REPUBLIKA.CO.ID, WASHINGTON -- Amerika Serikat (AS) secara resmi mengakui perannya sebagai dalang kekacauan politik di Iran pada 1953. Kekacauan tersebut berujung pada penggulingan Perdana Menteri Iran Muhammad Mossadeq yang sebelumnya terpilih secara demokratis.
Pengakuan itu tertuang dalam sebuah dokumen yang dirilis oleh Badan Intelijen AS, CIA. Seperti dilaporkan BBC News, CIA merilis dokumen rahasia kepada Arsip Keamanan Nasional (NSA) di Universitas George Washington di Washington, Senin (19/8) waktu setempat, bertepatan dengan peringatan 60 tahun operasi 19 Agustus 1953 itu. Salah satu isi penting dalam dokumen tersebut adalah informasi seputar operasi intelijen penggulingan Mossadeq. ''Kudeta militer dilakukan di bawah komando CIA. Operasi ini adalah bagian dari kebijakan luar negeri AS,'' demikian salah satu kutipan dalam dokumen tersebut.
Disebutkan dalam dokumen itu, tampilnya Mossadeq sebagai pemimpin Iran merupakan kerugian besar bagi AS. Mossadeq pun lalu dimasukkan dalam kelompok orang-orang berbahaya bagi Paman Sam. Selanjutnya, CIA pun bergerak dengan memanipulasi situasi untuk mendorong terjadinya revolusi penggulingan perdana menteri yang dipilih pada 1951 itu. Langkah yang dilakukan CIA antara lain menampilkan cerita dan berita anti-Mossadeq di media massa, baik media massa Iran maupun AS.
Peran AS dalam kudeta di Iran ini pernah diakui secara terbuka oleh Menteri Luar Negeri AS Madeleine Albright pada 2000, dan Presiden Barack Obama dalam pidatonya di Kairo pada 2009. Albright mengakui hal itu ketika krisis diplomasi Teheran dan Washington mencapai puncaknya. Dengan pengakuan itu, Albright bermaksud meminta maaf atas tindakan AS terhadap emerintahan Iran semasa 1950-an sampai 1970-an.

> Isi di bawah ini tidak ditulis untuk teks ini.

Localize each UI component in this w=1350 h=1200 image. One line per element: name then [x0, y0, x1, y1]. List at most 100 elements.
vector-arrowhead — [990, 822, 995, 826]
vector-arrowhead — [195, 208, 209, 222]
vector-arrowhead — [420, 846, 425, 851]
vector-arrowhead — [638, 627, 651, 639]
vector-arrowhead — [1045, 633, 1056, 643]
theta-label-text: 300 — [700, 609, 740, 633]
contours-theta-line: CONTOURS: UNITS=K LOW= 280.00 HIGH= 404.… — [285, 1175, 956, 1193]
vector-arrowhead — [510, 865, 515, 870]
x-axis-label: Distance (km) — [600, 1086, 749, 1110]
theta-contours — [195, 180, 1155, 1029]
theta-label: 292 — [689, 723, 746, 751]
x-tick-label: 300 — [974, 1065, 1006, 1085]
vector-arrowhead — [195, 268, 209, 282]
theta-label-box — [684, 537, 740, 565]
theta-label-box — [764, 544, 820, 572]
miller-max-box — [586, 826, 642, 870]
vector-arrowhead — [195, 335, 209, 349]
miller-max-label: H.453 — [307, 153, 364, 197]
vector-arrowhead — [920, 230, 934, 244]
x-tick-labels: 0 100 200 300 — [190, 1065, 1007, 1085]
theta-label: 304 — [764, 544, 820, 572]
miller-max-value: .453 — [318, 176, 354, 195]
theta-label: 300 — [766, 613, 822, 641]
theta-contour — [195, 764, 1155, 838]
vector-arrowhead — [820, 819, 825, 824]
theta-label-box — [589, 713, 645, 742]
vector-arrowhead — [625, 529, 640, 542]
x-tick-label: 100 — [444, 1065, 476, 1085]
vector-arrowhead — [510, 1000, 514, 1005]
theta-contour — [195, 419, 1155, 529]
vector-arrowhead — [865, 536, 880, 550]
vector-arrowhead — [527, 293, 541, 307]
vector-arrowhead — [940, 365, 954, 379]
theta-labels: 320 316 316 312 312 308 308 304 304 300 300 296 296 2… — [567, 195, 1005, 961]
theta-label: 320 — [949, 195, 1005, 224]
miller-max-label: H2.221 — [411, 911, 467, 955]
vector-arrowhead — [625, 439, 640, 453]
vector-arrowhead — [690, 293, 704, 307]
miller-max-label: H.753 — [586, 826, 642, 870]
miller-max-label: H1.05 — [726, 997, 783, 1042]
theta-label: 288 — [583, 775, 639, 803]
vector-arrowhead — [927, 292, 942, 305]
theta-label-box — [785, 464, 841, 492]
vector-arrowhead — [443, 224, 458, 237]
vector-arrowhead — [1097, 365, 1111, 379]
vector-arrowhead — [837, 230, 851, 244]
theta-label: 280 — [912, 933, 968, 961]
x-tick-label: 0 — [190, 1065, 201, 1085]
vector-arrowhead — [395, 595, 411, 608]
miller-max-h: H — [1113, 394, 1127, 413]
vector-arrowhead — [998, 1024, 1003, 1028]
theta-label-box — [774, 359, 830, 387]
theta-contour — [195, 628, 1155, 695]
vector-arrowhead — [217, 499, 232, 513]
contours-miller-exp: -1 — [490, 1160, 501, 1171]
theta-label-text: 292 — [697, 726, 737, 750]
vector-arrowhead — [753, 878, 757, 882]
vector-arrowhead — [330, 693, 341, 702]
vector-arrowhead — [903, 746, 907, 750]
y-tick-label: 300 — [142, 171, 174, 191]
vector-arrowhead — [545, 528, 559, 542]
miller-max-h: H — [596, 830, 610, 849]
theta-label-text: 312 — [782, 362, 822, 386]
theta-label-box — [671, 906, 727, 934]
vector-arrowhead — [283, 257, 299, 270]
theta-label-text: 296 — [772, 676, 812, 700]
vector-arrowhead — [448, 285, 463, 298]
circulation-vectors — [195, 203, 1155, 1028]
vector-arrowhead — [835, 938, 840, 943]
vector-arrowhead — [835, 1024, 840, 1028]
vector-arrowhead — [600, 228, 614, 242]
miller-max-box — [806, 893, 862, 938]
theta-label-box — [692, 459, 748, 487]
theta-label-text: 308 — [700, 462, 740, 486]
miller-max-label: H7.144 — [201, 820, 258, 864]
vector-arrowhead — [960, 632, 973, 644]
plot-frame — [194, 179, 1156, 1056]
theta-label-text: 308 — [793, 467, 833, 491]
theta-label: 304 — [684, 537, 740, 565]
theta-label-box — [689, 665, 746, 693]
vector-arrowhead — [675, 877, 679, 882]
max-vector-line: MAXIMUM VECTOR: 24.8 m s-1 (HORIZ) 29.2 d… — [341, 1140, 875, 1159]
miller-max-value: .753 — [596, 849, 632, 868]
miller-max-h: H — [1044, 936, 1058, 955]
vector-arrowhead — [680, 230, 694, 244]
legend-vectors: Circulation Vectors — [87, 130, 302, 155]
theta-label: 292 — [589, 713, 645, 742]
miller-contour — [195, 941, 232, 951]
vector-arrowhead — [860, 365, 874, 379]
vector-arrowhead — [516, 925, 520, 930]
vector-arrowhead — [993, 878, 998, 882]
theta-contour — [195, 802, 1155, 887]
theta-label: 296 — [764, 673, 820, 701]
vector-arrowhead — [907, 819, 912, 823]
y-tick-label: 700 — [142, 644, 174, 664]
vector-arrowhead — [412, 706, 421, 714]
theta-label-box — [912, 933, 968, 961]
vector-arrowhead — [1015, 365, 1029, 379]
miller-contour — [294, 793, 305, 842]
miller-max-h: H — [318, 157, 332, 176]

Sedangkan, Presiden Obama bermaksud menjadikan pengakuan itu sebagai pintu masuk rekonsiliasi dengan Teheran. Obama ingin merangkul Presiden Iran Mahmud Ahmadinejad untuk bersikap lebih lunak dan lebih terbuka terhadap Washington. ''Namun, kala itu agen intelijen membantah keterlibatan mereka,'' kata editor dokumen tersebut, Malcolm Byrne.
Jadi, inilah kali pertama CIA mengakui peran yang dilakukannya bersama dengan lembaga intelijen Inggris, M16, dalam kudeta di Iran. Dokumen tersebut diperoleh NSA atas kebijakan kebebasan informasi.
Mossadeq terpilih sebagai perdana menteri Iran pada 1951.
Setelah berkuasa, dia segera menasionalisasi produksi minyak Iran yang sebelumnya berada di bawah kendali Inggris melalui Anglo-Persia Oil Company--yang kemudian menjadi British Petroleum atau BP. Hal ini menjadi sumber kekhawatiran AS dan Inggris, yang melihat minyak Iran sebagai kunci untuk pembangunan kembali ekonomi pascaperang. CIA pun berkolaborasi dengan M16. Tugas pertama operasi tersebut adalah menyelamatkan kantong-kantong minyak milik Iran.
Selain itu, kata Byrne, Mossadeq punya kecenderungan 'mengabdi' pada negara Tirai Besi (Uni Soviet). ''Jika itu terjadi, maka artinya kehancuran bagi AS bersama sekutu-sekutunya, juga Timur Tengah,'' jelas Byrne.
Byrne menyebut nama Donald Wilber sebagai perencana operasi penggulingan Mossadeq. Dalam dokumen tulisan tangannya, Wilber mengatakan tidak ada cara yang lebih halus untuk mempermudah urusan selain pelengseran paksa. Wilber menjagokan Shah Muhammad Reza Pahlevi sebagai aktor paling depan dalam penggulingan.
Pahlevi pun kembali ke Iran setelah kudeta. Di bawah perlindungan AS dan Inggris, ia sanggup bertahan sampai 1979 ketika ia digulingkan dalam revolusi Islam.